Babadook director takes on lesbian tragedy

For her next project, Jennifer Kent, the filmmaker behind last year’s critically acclaimed horror indie The Babadook, is taking on a different sort of horror: the destruction of 19th-century lesbians in Alice + Freda Forever. Based on the non-fiction book by Alexis Coe, Alice + Freda Forever concerns 19-year-old Alice Mitchell, a Tennessean who pretended to be a man in order to marry her 17-year-old girlfriend, Freda Ward. Separated by force after their love letters were discovered, Alice slashed Freda’s throat with a razor, and was then committed to a mental hospital (for both the attack and for the “insanity” of lesbianism) where she died a few years later. The case became one of the tabloid tragedies of the era, and was responsible for cementing the idea of lesbians as violent, frustrated men in the culture. So… not exactly reflective of the current love-fest surrounding same-sex marriage, but in Kent’s capable hands, it’s going to make a fascinating film.
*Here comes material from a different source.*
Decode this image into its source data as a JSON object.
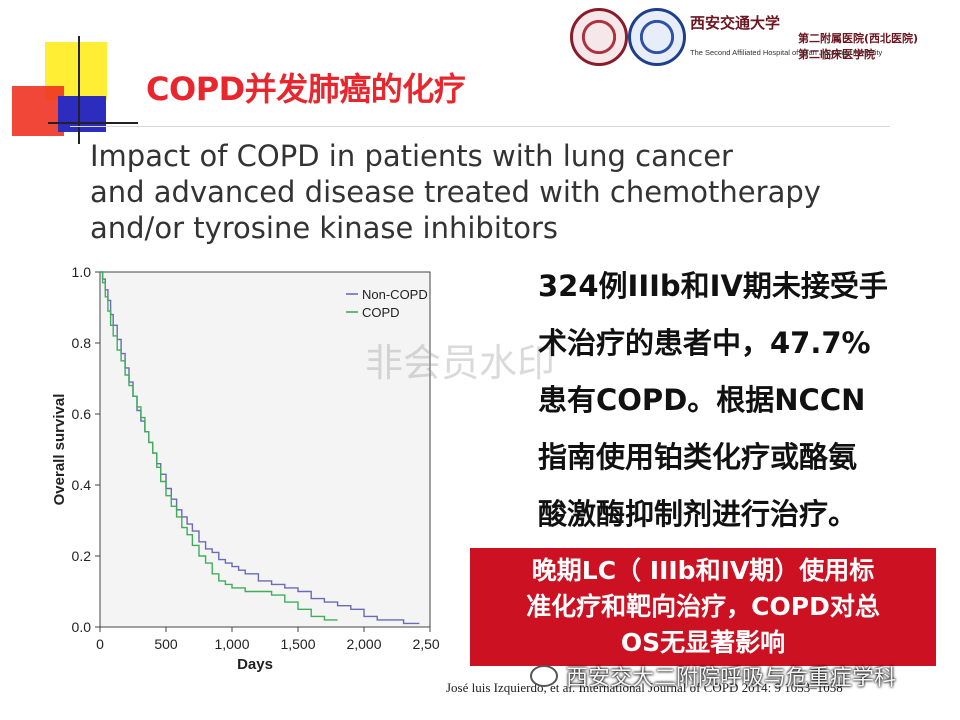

Somebody is still watching Project Runway. Is it you?

We have never given up on loving Project Runway. Sure, it hasn’t produced a viable fashion professional since Christian Siriano – and that was so long ago people were still throwing the word “tranny” around on broadcast television and somehow getting away with it – but no matter, we love all the stitching and bitching and the way Tim Gunn has gone from most-valuable-sideman to Boss of Everybody. Heidi Klum, Zac Posen and Nina Garcia are back, of course, and the list of guest judges is, as usual, a mix of people whose opinions matter and those who have something to promote, even if it’s only the urgent message that they still exist. They include Kiernan Shipka – who apparently transformed into an adult when we turned our head for a second – as well as Paula Patton, Bella Thorne, Tracee Ellis Ross, Ashley Tisdale, Coco Rocha, Ciara, designer Lisa Perry and Spice Girl Mel B, among others. The new season begins Aug. 6, and remember: don’t bore Nina.